By Bev and Phil Haas
Our church encourages parents to help their children develop a biblical worldview. I’m a little confused about what they mean and how we can make sure our children have this worldview.
A few years back Phil was sitting in a class at Regent University as part of his doctorate of education program when the professor mentioned worldview. A fellow student leaned over and asked him, “What’s he mean by worldview?” There is a definite buzz around the concept of worldview, not to mention more than a little confusion. So first let’s define what we mean by worldview.
What Is a Worldview?
A biblical worldview provides a framework to understand the world around us from God’s perspective. Focus on the Family’s The Truth Project states, “A comprehensive biblical worldview is one that includes and fundamentally understands God’s truth claimed over every area of life. Our personal worldview then is the total set of truth claims that we have bought, consciously or subconsciously, which drive our emotions and what we think and do in unguarded moments.”
Simply put, our worldview is our way of making sense of the world around us. You might say it is the biblical or secular lens through which we see the world.
What Is Your Worldview?
Phil and I (Bev) both have blurry vision and astigmatisms that must be corrected if we are to see clearly and function well in our world. Without prescription lenses, our world is fuzzy and out of focus. Unfortunately, the worldview is fuzzy for the vast majority of American’s, including Christians. According to a Barna survey conducted in 2009, only 9 percent of American’s hold to a traditional biblical worldview. The percentage for Christians is not much better. What’s even more of a surprise is that only one in 200, or 0.5 percent of emerging adults (ages 18 to 23), have a biblical worldview. What about you? Do you have a biblical worldview? Barna used the following questions in his survey to determine if someone held to a biblical worldview.
1. Do absolute moral truths exist?
2. Is absolute truth defined by the Bible?
3. Did Jesus Christ live a sinless life?
4. Is God the all-powerful and all-knowing Creator of the universe, and does he still rule it today?
5. Is salvation a gift from God that cannot be earned?
6. Is Satan real?
7. Does a Christian have a responsibility to share his or her faith in Christ with other people?
8. Is the Bible accurate in all of its teachings?
So how did you do? Did you answer yes to all these questions? Only 19 percent of believers did. For most people today, including Christians, their worldview is more secular than biblical.
Instilling a Biblical Worldview
Start with your own worldview. It’s important that your children (and grandchildren) see you reading the Bible and that you talk about what the Bible says with them. Make sure they know that you rely upon God’s Word and make life choices based on the Bible. We cannot pass on to our children something we do not possess.

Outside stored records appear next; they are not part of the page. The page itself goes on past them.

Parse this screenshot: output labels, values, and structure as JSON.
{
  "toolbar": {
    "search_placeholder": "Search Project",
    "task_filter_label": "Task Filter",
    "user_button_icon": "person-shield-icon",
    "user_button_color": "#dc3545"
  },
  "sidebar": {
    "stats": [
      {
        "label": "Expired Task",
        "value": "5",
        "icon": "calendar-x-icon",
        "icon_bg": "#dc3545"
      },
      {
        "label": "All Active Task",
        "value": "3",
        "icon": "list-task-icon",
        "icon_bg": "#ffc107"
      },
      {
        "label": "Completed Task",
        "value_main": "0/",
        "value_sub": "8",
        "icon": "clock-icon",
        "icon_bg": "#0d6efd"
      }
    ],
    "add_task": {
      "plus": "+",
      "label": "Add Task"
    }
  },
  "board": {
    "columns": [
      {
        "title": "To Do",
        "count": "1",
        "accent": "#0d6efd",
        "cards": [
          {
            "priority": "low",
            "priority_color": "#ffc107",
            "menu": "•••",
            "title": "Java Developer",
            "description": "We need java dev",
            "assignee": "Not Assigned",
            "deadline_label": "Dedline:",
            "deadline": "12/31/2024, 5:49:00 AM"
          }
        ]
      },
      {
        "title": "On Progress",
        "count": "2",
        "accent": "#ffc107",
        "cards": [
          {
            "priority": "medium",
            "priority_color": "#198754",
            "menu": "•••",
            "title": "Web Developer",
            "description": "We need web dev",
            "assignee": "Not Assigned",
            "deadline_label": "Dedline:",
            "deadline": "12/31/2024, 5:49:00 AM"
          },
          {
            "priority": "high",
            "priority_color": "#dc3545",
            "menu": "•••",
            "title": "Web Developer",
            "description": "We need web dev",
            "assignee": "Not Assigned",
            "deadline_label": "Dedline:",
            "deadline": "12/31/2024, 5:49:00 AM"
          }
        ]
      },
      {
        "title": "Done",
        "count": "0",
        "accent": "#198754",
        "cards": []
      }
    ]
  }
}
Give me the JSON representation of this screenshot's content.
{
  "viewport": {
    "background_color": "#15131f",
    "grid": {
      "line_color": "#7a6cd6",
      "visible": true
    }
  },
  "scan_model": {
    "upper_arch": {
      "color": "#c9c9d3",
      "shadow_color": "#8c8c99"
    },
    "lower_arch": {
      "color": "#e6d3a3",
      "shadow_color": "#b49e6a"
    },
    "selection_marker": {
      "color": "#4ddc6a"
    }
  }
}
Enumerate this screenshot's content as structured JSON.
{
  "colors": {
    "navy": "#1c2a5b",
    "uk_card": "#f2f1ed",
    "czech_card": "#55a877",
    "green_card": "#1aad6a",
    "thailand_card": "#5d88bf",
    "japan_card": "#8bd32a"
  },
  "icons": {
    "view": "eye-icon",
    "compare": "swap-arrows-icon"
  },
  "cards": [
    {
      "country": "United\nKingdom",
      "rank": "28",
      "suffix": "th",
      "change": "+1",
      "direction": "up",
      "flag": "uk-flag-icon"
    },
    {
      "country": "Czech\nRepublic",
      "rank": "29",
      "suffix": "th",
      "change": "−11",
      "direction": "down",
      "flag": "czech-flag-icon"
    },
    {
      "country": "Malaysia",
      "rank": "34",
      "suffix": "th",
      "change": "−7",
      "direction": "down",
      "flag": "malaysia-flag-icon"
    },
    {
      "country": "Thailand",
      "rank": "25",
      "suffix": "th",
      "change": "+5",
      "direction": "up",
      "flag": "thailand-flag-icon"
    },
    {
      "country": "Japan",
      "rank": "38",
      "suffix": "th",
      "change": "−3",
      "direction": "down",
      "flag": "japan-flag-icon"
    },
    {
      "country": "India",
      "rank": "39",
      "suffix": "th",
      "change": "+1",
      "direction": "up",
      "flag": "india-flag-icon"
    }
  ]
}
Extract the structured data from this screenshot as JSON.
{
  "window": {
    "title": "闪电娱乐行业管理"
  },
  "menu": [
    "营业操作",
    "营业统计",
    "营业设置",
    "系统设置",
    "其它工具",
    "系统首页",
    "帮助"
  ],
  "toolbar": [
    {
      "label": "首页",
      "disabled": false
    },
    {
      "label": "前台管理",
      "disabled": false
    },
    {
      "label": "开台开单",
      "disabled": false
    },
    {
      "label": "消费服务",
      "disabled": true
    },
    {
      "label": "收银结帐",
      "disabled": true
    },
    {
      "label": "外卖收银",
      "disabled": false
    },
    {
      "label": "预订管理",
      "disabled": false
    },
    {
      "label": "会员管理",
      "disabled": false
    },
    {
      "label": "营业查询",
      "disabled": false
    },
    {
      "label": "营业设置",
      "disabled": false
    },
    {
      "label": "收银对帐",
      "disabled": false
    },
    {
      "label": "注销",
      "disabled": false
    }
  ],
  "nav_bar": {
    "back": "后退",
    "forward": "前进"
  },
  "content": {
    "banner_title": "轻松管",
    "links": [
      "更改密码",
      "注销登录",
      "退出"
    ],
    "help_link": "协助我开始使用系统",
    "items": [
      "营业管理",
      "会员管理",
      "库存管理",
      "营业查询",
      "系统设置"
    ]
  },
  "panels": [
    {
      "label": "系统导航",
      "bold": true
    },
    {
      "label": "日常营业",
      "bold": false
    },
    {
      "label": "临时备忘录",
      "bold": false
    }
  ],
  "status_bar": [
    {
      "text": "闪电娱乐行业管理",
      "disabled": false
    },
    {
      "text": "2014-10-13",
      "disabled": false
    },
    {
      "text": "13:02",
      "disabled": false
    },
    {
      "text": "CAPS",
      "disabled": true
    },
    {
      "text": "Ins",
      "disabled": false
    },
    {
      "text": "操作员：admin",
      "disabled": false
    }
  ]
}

Recently, we took our grandson to see the new Monster University movie. In one scene the two main characters, Mike and Sully, are at odds because Sully cheated to help his friend Mike win a contest. That’s when Caden (age 5) turned to Phil in the theater and whispered, “Which one do you think is right, Papa?” What a teachable moment! Caden wanted to know whether his papa was following the typical worldview (win at all costs) or a biblical worldview (always do what’s right). After a brief pause, Papa sided with Mike. As Deuteronomy 6:4-9 teaches, we are to talk about God’s commandments in the morning, in the evening, and everywhere in between (including the movie theater).
The Barna Group discovered that most peoples’ worldview is firmly in place by the time they reach the age of 13. It is refined through experience during the teen and emerging adult years; and then it is passed on to others during their adult life. So the parents’ and grandparents’ role in framing life for the next generation around a biblical worldview is both important and urgent. Hopefully, we’ve helped you understand what your church means by a biblical worldview and pointed you down a path that will help you seize every opportunity to develop in your children a worldview that is biblical. If we do nothing as Christians, the world will gladly teach them its view.
Phil and Bev Haas are involved in education and family ministry in Cincinnati, Ohio.